Roles in an NVMe TCP transport setup

Roles in an NVMe TCP transport setup#

xNVMe currently implements only the initiator side of the NVMe protocol; it does not provide an NVMe target. To exercise the TCP transport the target role is delegated to one of two external implementations, documented on their own pages. A native target along with device emulation is on the roadmap, with no committed timeline.

SPDK Target uses the user-space nvmf_tgt application. The PCIe device is bound to the userspace driver via xnvme-driver, attached to nvmf_tgt as Nvme0, and published as a TCP subsystem through rpc.py.

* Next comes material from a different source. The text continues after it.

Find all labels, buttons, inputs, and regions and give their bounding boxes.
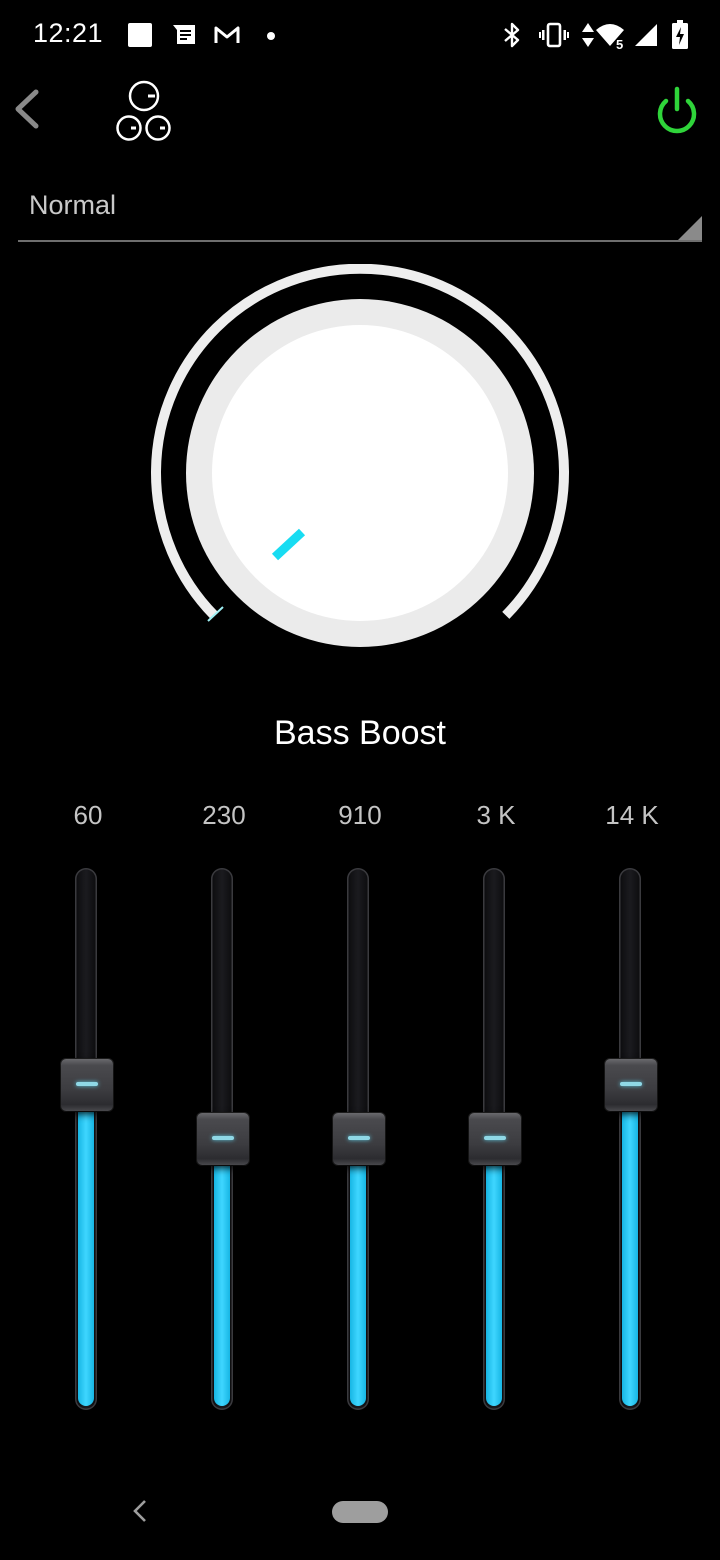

Linux Target uses the in-tree nvmet driver configured through configfs. The PCIe device is rebound to the kernel NVMe driver so its local /dev/nvmeXn1 can be exported as a nvmet namespace.

Both providers are driven by the same nvme_target_start, nvme_target_probe, and nvme_target_stop cijoe scripts, switched via --provider. The initiator side (xNVMe access via TCP URI) is identical between the two and is documented below.

Shared configuration#

The three cijoe scripts share the same set of flags:

Argument

Default

Description

--provider

spdk

spdk or linux.

--traddr

127.0.0.1

Transport address (IP) for the listener.

--trsvcid

4420

Transport service id (TCP port).

--trtype

tcp

Transport type.

--adrfam

ipv4

Address family.

The PCIe device to export and its subsystem NQN are read from a device entry labelled fabrics (legacy label name) in the cijoe configuration. The expected fields are pcie_id (e.g. 0000:04:00.0), subnqn (the target NQN), and device_path (the local /dev/nvmeXn1 used by the Linux provider).

Initiator usage#

The probe step in each provider’s demo workflow exercises the initiator side against the brought-up listener. The xNVMe commands it issues are extracted from the live cijoe run and shown below:

xnvme enum --uri 127.0.0.1:4420
xnvme info 127.0.0.1:4420 --subnqn nqn.2019-08.org.qemu:beef0003
xnvmeperf run 127.0.0.1:4420 --subnqn nqn.2019-08.org.qemu:beef0003 --iopattern randread --iosize 4096 --qdepth 32 --nqueues 1 --runtime 5 --cpumask 0x4

The captured output for each command, along with the surrounding nvme discover invocation, is visible in the embedded report on the SPDK Target or Linux Target page.

Footguns and rules of thumb#

The local loop-back scenario (initiator and target on the same machine over 127.0.0.1) is a useful sanity check but is bounded by CPU and memory rather than the device, and its numbers should not be read as representative of the TCP transport. The SPDK target pins nvmf_tgt to core 1 via -m [1] and busy-polls that core at 100% even when idle, so any initiator thread that also lands on core 1 starves immediately; pin the initiator elsewhere with --cpumask 0x4 (or any mask whose set bits exclude bit 1). With the cores split, the two processes still share L3 cache and memory channels, so at small block sizes a single core can saturate the loop-back I/O path while the device itself is barely touched, and at large block sizes memory bandwidth becomes the next ceiling. The kernel’s TCP/IP stack also runs in full in the data path with its usual per-byte CPU cost, so what looks like a fabric benchmark is, in this configuration, largely a CPU benchmark.

Across separate machines the visible limit shifts to the link itself. Use the fastest interface available; on direct back-to-back links raise the MTU as high as the cards support (ip link set dev ${NETWORK_INTERFACE} mtu ${DESIRED_MTU}). If the device cannot be saturated through the available network, hide more latency by using a larger block size and/or higher io-depth.